Sunday, December 13, 2015

Unseasonably Warm Christmas Bacon Beer

This weekend was unseasonable warm. We took a bike ride this AM on the bike path from the Ball fields at Alaska Place, along Richmond Avenue, through the William T. Davis Wildlife Refuse to Signs Road. The NYC Bike Map does not include these new Bike Paths.

Also smoked some bacon which I had started last weekend.
Made 2 different kinds as usual.

Savory Bacon
2 lbs pork belly
1/4 cup dry cure (salt, sugar, pink salt) from Charcuterie by Ruhlman & Polcyn, 1 part Pink Salt, 4 parts sugar(I use turbinado), 8 parts kosher salt
3 Bay leaves
4 Sage leaves
 5 sprigs thyme
5 garlic cloves, smashed, not peeled
2 Tbs cracked peppercorns
1 Tbs coriander seed 
The pork Belly was already trimmed and ready to go.
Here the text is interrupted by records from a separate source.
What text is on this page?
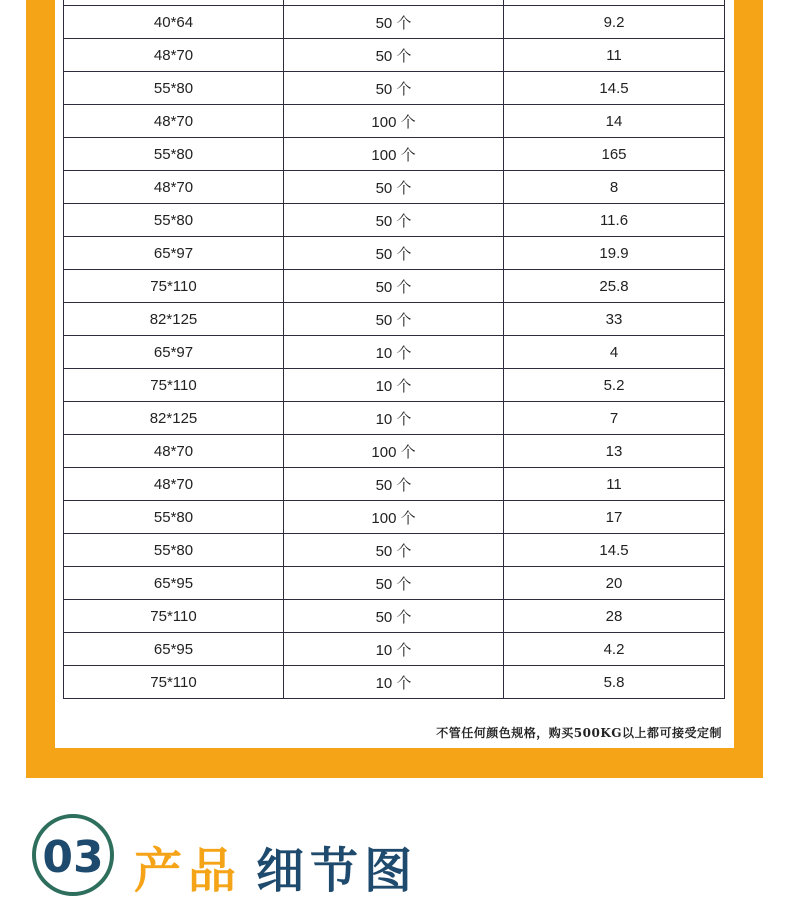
40*64	50 个	9.2
48*70	50 个	11
55*80	50 个	14.5
48*70	100 个	14
55*80	100 个	165
48*70	50 个	8
55*80	50 个	11.6
65*97	50 个	19.9
75*110	50 个	25.8
82*125	50 个	33
65*97	10 个	4
75*110	10 个	5.2
82*125	10 个	7
48*70	100 个	13
48*70	50 个	11
55*80	100 个	17
55*80	50 个	14.5
65*95	50 个	20
75*110	50 个	28
65*95	10 个	4.2
75*110	10 个	5.8
不管任何颜色规格，购买500KG以上都可接受定制
03 产品 细节图
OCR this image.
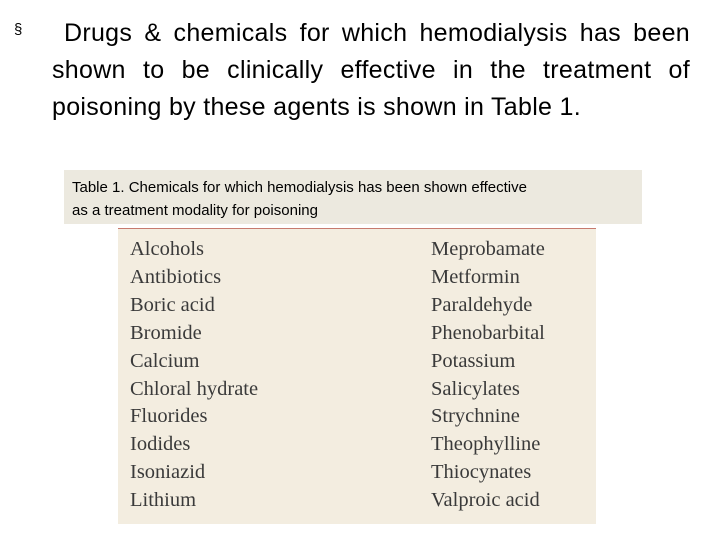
§	Drugs & chemicals for which hemodialysis has been shown to be clinically effective in the treatment of poisoning by these agents is shown in Table 1.

Table 1. Chemicals for which hemodialysis has been shown effective
as a treatment modality for poisoning
Alcohols
Antibiotics
Boric acid
Bromide
Calcium
Chloral hydrate
Fluorides
Iodides
Isoniazid
Lithium
Meprobamate
Metformin
Paraldehyde
Phenobarbital
Potassium
Salicylates
Strychnine
Theophylline
Thiocynates
Valproic acid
Just rubbed in the ingredients and stuffed it in a ziploc bag.
It came out a bit salty, I may have used more than 1/4 cup dry cure.

Sweet Bacon
5 lbs. Pork Belly
1/2 cup dry cure
1 cup brown sugar
maple sugar and some maple syrup
6 Tbs Smoked Jack Daniels

The bacon cured in the fridge for a week, I then dried them off and let them sit in the fridge for 6 hours before smoking.
Smoked the bacon for 2.5 hours at around 220F, the temperature did rise after the soaked cherry wood chips dried out. I sprayed the wood chips from time to time to keep them damp and smoking.

Beers in the Fridge:
Holiday Beer labels
 Anchor Brewery, like their stuff, the Christmas label is different every year as is the Ale's receipe. Here is a link to all 41 Christmas Labels.

 Samuel Smith's Christmas labels are different every year too, though I think their ale remains the same. I may have one or 2 more, I had started pasting them into my Moleskine weekly planners.


 Long Trail's Harvest, seasonal Brown Ale with maple syrup added. It was OK, don't need to get it again, plenty of other beers to try.